Near the end of June, the New Jersey Devils extended qualifying offers to a handful eligible players. Two in particular were forwards Blake Coleman and Stefan Noesen, both of whom elected to file for salary arbitration before yesterday’s 5pm deadline for player. The two forwards will be preparing for arbitration hearings for their contract length and salary with the Devils. Salary Arbitration is a bargaining chip for restricted free agents to try and negotiate their contract. Both sides meet up with a neutral arbitrator who decides the outcome. The player makes his case for what they deserve, after which the team then makes a case of their own. The arbitrator then makes a decision within 48 hours and alerts both parties. In this article, Blake Coleman’s and Stefan Noesen’s arbitration filings will be discussed in terms of what it means for the player and the Devils.
Noesen made a base salary of $660,000 in the 2017-2018 season. This is important because the minimum amount of money he can be awarded for salary from arbitration must equal 110% of his base salary for a qualifying offer. This means Noesen will walk away with at least $726,000 for the 2018-2019 season. Noesen is also eligible to receive that salary in a one or two-year deal as he is two seasons away from unrestricted free agency eligibility. Since Noesen filed for salary arbitration, the Devils get to choose from the final options provided by the arbitrator for his contract length and cost.

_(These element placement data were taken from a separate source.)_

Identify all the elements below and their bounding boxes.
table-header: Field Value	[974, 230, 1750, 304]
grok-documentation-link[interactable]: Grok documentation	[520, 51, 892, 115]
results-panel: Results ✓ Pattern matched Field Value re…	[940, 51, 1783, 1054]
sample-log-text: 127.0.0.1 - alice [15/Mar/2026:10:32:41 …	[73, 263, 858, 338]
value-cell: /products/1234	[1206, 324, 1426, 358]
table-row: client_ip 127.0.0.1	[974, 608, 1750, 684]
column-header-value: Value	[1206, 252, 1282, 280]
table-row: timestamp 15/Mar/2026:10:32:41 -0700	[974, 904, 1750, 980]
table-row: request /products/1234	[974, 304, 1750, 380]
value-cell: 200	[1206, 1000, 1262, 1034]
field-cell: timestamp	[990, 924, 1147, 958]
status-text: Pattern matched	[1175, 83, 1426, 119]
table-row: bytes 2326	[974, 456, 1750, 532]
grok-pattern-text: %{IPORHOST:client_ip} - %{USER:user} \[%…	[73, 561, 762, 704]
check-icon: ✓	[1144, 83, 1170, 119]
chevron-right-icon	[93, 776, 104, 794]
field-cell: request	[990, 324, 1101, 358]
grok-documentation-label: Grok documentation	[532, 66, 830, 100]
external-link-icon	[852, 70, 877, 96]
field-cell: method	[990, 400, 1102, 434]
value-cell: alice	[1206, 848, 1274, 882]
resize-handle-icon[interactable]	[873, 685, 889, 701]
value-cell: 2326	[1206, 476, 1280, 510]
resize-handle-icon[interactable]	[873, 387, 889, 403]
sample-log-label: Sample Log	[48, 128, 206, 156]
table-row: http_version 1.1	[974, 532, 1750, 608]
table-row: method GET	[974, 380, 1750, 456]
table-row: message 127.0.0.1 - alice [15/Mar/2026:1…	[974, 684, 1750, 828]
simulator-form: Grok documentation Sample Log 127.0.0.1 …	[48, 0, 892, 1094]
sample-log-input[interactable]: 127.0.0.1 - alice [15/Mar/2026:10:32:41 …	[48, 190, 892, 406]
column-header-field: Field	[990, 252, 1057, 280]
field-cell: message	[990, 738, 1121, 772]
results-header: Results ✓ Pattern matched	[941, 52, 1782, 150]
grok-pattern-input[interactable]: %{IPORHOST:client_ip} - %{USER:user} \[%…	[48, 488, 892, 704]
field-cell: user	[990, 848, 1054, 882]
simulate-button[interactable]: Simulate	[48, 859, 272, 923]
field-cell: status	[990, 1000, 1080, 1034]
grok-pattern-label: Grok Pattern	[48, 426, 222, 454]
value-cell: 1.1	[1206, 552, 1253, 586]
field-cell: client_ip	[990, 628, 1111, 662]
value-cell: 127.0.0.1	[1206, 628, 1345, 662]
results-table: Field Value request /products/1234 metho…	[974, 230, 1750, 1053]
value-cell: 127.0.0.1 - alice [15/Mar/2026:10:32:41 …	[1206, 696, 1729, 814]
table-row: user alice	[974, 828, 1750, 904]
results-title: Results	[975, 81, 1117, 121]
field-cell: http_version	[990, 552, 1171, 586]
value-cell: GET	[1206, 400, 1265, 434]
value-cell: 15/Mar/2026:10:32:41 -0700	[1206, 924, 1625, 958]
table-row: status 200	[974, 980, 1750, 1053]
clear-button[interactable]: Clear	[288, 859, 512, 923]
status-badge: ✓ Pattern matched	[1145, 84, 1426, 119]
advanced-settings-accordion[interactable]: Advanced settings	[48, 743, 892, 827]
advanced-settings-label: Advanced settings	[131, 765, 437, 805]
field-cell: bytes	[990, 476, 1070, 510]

Like Noesen, Blake Coleman also made a base salary of $660,000 in the 2017-2018 season. This means the minimum amount of money he can walk away with is also $726,000 for the 2018-2019 season. Where the two differ those is the length of their new contracts. Noesen is eligible for two years max, but Coleman is only eligible for no more than a one-year deal. This is due to Coleman having one year remaining until he’s eligible to become an unrestricted free agent.
Both Blake Coleman and Stefan Noesen were important cogs in the Devils lineup last season, both spending a lot of time playing on a line centered by Travis Zajac. They faced a lot of the league’s top talent, and were tasked with shutting them down. In the process, both players even contributed offensively, resulting in career numbers for the two young forwards. No one can predict how an arbitration hearing will go, but an important factor to think about is the Devils’ salary cap situation. The Devils currently have the third-most cap space with $23,098,333, and a cap hit of $56,401,667. However, the league minimum for next season is going to be $58.8 million. Signing Noesen and Coleman is not only key to the team’s overall chemistry and development, but for New Jersey to reach the cap floor. If Coleman and Noesen both receive the minimum amount from their qualifying offers after arbitration, this would put the Devils at $57,853,667, just under one million dollars from reaching the cap floor before qualifying offers to other players such as Miles Wood and Steven Santini (both would receive $874,125 base salary each) are official (which would then put the Devils just over the cap floor).